The 25th annual Texas Instruments Annual conference started today, and after an inspirational opening by Leland Melvin, I was eager to get to my first session on the new Nspire iPad app. I think I am currently in my “stubborn” stage…refusing to pay to buy this until I understand its worth. So, for now, I will sit back, try to learn, and gauge the reaction of the room. The app is currently “on sale” at a price of $4.99, which is $25 off the regular price. Whether the regular price is way to high, or the sale price is too low….I’m not sure yet.
The icon for various page types (calculator, graphs, geometry, etc) will be familiar to those who have used the Nspire computer software. Also, a short introduction / tutorial is provided, but what fun is that? Today’s presenter was Andy Kemp, who led us on an hour-long tour of the features of the new app.
A math keyboard is provided, and seems to be designed to have a different look and feel than the standard iPad keyboard. Templates for things like fractions, matrices and derivatives seem to be intuitive. Also, some buttons can be held and pressed to give extra functions. Holding down the cos key will give a menu for sec, and their inverses.

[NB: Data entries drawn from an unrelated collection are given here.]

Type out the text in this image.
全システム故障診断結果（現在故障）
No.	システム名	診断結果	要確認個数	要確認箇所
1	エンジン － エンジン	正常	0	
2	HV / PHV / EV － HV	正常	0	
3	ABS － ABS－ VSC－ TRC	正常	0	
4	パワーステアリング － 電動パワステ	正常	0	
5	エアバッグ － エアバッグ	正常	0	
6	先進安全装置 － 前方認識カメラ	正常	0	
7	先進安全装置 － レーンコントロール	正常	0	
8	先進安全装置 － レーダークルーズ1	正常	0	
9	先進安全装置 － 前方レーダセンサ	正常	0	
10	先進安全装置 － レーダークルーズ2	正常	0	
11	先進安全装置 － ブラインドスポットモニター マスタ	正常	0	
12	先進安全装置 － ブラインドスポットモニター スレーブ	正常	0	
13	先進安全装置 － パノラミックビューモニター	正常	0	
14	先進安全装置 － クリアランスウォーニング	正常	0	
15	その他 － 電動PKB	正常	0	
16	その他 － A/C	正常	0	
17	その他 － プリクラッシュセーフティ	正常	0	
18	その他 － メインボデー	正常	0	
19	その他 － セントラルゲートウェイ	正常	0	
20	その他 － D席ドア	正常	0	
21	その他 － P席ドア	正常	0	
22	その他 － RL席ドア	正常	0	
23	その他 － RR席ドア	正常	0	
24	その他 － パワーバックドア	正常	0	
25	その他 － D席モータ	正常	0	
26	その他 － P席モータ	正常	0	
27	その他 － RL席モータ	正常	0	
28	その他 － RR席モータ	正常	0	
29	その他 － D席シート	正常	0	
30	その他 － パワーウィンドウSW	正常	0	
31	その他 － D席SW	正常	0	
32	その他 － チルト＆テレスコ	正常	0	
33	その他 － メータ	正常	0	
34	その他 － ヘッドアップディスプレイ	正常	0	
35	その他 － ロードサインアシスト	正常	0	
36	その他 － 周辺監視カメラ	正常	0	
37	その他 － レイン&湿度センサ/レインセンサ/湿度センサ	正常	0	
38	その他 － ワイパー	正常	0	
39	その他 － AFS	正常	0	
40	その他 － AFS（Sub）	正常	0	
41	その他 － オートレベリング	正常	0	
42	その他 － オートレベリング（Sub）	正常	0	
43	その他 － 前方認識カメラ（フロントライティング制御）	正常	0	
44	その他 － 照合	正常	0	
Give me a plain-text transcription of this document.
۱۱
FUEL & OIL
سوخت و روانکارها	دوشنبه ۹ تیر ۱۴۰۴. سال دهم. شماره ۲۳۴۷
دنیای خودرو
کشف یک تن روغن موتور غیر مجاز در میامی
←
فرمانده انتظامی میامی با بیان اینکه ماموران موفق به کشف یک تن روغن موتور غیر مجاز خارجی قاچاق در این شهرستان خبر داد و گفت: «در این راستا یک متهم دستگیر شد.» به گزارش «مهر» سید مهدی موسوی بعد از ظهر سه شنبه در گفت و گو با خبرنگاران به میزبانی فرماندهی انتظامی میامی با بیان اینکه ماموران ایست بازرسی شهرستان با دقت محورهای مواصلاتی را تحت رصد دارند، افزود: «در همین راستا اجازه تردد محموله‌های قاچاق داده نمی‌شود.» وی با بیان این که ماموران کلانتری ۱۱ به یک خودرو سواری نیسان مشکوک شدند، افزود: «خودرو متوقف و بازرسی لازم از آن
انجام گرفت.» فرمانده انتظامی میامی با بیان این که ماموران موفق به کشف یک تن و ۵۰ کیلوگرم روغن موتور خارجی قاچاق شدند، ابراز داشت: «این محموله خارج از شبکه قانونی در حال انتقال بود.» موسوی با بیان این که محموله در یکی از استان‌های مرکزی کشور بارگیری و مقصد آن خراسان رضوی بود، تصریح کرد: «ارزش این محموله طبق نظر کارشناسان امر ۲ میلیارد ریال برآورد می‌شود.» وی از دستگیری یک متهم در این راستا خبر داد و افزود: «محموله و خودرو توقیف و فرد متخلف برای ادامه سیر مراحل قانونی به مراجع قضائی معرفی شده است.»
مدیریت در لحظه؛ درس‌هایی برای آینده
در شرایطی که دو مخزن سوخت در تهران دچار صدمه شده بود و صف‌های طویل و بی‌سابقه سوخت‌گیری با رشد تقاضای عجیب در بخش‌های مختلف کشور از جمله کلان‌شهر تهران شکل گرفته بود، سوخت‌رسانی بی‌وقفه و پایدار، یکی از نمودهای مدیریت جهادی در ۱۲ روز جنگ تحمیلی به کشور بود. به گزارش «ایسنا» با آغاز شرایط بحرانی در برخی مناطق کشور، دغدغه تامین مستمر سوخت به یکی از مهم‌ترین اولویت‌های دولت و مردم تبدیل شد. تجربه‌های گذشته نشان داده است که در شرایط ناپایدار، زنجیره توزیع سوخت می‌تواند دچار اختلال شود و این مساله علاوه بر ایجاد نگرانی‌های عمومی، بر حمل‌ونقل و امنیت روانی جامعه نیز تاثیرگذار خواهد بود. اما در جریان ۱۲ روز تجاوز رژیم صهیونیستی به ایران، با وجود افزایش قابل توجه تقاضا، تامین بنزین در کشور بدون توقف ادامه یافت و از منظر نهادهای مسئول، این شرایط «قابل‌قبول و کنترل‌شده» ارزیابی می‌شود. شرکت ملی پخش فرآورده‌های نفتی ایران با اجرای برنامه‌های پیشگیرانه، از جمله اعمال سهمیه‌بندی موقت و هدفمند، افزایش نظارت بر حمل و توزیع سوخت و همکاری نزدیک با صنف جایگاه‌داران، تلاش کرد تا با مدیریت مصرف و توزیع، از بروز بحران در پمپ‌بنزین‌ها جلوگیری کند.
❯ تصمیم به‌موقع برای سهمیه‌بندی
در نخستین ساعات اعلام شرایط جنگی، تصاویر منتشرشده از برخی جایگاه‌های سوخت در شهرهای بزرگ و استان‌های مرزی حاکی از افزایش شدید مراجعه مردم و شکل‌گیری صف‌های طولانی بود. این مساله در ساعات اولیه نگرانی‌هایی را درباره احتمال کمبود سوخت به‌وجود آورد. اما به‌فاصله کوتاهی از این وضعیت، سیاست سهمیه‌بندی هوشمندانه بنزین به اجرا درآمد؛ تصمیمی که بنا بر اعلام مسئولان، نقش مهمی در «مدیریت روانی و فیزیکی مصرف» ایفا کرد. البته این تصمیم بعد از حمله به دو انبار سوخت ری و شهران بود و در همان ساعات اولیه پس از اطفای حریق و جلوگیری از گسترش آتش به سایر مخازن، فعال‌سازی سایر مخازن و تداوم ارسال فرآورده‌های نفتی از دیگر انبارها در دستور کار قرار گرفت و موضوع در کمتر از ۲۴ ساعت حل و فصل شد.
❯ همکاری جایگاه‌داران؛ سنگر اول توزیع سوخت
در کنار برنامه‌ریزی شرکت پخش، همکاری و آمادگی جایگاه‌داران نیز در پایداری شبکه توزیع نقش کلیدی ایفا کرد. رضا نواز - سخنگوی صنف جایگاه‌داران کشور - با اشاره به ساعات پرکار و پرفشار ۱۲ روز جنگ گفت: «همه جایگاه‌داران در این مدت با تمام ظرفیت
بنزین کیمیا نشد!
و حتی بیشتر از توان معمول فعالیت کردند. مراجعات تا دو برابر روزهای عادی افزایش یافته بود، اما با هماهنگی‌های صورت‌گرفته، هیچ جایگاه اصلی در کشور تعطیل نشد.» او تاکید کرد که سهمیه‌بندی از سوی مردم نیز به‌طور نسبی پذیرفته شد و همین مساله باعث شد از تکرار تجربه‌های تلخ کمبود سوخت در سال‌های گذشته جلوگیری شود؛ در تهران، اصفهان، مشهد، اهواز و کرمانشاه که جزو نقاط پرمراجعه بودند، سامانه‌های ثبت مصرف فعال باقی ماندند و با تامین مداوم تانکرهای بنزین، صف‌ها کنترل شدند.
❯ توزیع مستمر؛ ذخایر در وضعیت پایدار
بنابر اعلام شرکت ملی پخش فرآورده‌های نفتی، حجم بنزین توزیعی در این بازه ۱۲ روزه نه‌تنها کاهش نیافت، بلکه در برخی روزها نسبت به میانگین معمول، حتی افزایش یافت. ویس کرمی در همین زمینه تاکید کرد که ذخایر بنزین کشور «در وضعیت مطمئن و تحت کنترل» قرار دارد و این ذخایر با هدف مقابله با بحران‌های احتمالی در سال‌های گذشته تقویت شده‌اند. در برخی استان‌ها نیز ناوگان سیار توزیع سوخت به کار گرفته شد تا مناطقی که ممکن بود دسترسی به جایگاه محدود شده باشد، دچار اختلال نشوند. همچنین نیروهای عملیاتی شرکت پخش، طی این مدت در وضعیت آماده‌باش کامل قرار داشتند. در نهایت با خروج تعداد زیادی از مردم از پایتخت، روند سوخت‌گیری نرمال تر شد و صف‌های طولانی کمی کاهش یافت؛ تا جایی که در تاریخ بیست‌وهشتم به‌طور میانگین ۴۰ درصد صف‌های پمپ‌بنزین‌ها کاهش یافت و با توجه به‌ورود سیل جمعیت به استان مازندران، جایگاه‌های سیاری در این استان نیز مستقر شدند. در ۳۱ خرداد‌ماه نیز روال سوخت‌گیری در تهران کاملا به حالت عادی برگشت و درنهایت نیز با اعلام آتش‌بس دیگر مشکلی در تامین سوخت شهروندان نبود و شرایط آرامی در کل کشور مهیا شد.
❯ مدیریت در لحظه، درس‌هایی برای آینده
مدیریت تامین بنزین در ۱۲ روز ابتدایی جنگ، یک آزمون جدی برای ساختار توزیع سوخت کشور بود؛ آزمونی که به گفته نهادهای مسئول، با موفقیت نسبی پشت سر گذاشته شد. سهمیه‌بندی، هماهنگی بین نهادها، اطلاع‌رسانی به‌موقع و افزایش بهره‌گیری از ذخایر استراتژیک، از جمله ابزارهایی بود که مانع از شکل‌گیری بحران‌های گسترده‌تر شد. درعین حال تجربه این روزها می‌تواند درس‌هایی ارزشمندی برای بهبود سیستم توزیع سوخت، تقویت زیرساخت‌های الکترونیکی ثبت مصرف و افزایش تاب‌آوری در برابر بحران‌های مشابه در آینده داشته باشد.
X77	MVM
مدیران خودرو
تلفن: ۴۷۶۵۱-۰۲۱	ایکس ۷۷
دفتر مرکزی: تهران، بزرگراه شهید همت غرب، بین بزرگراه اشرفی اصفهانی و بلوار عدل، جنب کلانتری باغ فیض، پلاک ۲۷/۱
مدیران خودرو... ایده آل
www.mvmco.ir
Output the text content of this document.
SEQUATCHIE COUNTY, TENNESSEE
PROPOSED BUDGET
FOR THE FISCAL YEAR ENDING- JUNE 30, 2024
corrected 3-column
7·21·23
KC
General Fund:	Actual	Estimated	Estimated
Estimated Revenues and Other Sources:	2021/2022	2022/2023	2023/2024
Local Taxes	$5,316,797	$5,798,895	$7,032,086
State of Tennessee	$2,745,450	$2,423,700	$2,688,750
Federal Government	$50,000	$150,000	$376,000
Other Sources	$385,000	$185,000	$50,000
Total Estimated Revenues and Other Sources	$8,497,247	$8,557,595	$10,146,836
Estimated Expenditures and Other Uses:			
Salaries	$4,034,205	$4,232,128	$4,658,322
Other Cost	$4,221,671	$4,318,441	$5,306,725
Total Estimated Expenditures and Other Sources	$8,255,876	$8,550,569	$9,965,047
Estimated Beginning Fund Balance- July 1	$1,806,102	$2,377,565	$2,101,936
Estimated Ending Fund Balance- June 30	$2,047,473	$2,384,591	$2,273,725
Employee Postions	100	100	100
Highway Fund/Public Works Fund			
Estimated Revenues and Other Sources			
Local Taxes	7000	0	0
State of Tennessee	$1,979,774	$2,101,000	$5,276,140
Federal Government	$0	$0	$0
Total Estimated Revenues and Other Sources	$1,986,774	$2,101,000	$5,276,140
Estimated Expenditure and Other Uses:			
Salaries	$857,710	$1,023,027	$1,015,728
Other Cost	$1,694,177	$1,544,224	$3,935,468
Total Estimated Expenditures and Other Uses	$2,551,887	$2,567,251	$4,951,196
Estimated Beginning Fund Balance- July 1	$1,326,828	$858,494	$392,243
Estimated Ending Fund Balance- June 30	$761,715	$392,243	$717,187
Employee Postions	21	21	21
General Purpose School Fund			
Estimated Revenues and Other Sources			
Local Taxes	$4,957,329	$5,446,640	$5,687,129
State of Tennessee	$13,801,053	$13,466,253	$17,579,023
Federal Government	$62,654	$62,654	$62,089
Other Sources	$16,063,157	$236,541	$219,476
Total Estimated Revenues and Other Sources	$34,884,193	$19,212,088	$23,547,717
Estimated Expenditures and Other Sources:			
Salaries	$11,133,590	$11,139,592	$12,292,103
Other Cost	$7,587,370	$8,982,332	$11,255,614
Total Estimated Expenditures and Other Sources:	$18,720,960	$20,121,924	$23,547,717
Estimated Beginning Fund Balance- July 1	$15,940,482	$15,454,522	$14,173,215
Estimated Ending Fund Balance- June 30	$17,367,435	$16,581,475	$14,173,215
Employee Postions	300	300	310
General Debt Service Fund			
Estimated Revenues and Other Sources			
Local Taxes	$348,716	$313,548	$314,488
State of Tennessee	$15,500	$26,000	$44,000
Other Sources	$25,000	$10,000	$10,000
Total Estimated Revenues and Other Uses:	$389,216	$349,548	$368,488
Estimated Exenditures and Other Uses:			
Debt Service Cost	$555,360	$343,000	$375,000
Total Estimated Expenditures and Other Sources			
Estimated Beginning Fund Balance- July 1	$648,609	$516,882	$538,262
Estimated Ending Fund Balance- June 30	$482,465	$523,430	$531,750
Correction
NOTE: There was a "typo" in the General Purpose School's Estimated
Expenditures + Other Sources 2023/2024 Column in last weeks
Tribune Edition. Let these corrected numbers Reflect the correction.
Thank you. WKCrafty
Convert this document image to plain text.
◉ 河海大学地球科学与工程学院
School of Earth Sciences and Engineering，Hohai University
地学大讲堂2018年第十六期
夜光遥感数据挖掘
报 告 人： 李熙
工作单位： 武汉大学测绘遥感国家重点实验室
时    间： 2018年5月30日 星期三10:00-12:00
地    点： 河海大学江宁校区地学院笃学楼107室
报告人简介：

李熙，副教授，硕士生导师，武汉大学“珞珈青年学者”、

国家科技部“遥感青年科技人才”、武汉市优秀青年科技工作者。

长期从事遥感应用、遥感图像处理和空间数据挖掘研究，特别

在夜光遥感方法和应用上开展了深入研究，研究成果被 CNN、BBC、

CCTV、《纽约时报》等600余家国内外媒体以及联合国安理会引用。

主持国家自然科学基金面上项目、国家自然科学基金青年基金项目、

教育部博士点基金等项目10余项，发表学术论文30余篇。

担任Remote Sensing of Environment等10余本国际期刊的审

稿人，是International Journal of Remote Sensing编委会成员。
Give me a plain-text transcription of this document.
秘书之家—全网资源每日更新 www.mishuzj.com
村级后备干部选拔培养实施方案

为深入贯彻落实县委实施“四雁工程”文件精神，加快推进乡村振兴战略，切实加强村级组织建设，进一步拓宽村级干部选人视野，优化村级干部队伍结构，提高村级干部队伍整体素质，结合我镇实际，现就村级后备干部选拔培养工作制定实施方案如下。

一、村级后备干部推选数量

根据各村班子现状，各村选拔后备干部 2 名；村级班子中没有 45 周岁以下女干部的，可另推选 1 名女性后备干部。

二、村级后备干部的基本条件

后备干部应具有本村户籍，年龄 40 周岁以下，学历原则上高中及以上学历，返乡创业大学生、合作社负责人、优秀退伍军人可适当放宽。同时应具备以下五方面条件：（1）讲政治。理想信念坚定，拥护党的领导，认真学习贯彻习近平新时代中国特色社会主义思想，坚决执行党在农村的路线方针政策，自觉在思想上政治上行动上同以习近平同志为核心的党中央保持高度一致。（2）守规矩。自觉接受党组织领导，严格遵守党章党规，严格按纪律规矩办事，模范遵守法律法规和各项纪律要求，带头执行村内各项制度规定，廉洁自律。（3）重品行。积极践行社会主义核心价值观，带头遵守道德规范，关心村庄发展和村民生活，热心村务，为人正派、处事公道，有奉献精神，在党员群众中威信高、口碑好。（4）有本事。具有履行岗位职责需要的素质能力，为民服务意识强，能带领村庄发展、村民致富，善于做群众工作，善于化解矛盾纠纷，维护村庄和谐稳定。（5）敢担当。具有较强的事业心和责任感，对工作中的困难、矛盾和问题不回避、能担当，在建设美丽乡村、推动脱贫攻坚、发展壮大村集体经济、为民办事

“The ability to move the graph around with your fingers and manipulate it is what is fundamentally different”. The function rule will change as the graph changes. This is nothing much different than the handheld, but the transformations are much smoother with the ability to drag with fingers, rather than using the closed hand tool. A variable button allows us to recall previous functions, and use them to create new functions.
I do appreciate and like how the sliders work on this app. The slider box can moved and resized much more easily, and the settings can be changed by holding down on the slider box. Also, the animation feature is much more obvious and easier to implement.
Here’s what I don’t quite understand. To find roots of a function, TI still wants me to identify a lower and upper bound, after which it will then search for roots. This, to me, is not as convenient as the Desmos calculator, where landmark points are identified easily, and can be turned off if I like. Not sure I understand TI’s obsession with requiring boundary selections.
My first impression is that I would use this more than the teacher software, which to me is often clunky and slow. I like that I can create files which can feature graphs, data, and functions. And TI continues to update its arsenal of activities and files. So, eventually, I will probably relent and purchase the app for my ipad.